Loss of HLA-class-I expression in non-small-cell lung cancer: Association with prognosis and anaerobic metabolism

Cancer immuno-editing frequently leads to loss of HLA-class-I molecule (HLA) expression and impaired immune surveillance. We investigated the expression of HLAs in a series of operable non-small-cell lung carcinomas (NSCLCs). Complete loss and extensive loss of expression was noted in 41.5% and 23.4% of cases, respectively. Low CD8 + and FOXP3 + TIL-density was significantly associated with loss of HLAs (p < 0.05 and p = 0.003, respectively). High PD-L1 expression was linked with sustained expression of HLAs. A significant association of loss of HLA-expression with overexpression of LDH5 (p = 0.01) and marginally with HIF1 alpha was recorded. Cell line experiments confirmed that hypoxia and acidity down-regulate the expression of HLAs. A direct association between HLAs and Beclin-1 expression was also noted (p = 0.01). Loss of HLA-expression was linked with poorer survival (p < 0.01), independent of stage.
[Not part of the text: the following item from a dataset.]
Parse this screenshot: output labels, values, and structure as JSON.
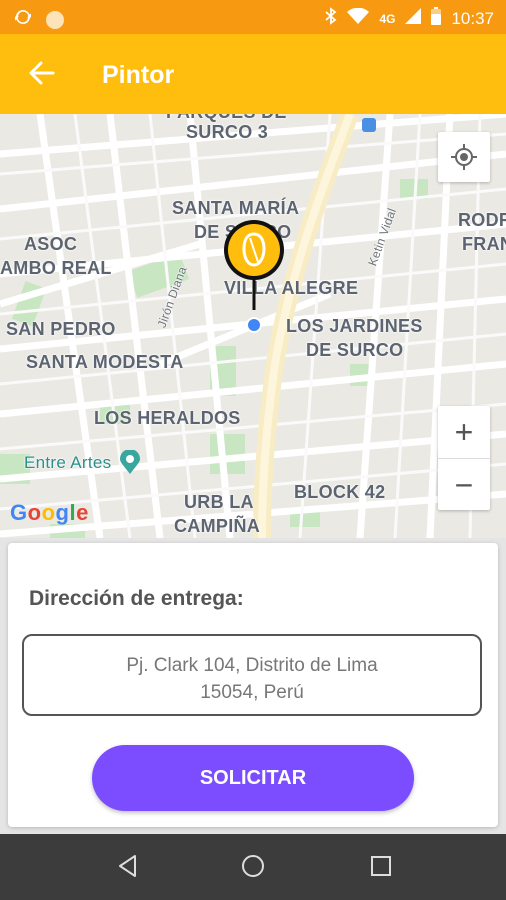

It is concluded that loss of HLA-class-I molecules is frequent in NSCLC and directly linked to micro-environmental hypoxia and acidity.

Automated summary

Cancer immuno-editing often leads to the loss of HLA class-I molecule expression and impairs immune surveillance. This study found that in operable non-small-cell lung carcinomas, approximately 41.5% of cases exhibited complete loss of HLA expression and 23.4% of cases exhibited extensive loss of HLA expression. Low CD8+ and FOXP3+ TIL-density were significantly associated with HLA loss. High PD-L1 expression was linked to sustained HLA expression. Interestingly, loss of HLA expression was associated with poorer survival, independent of cancer stage.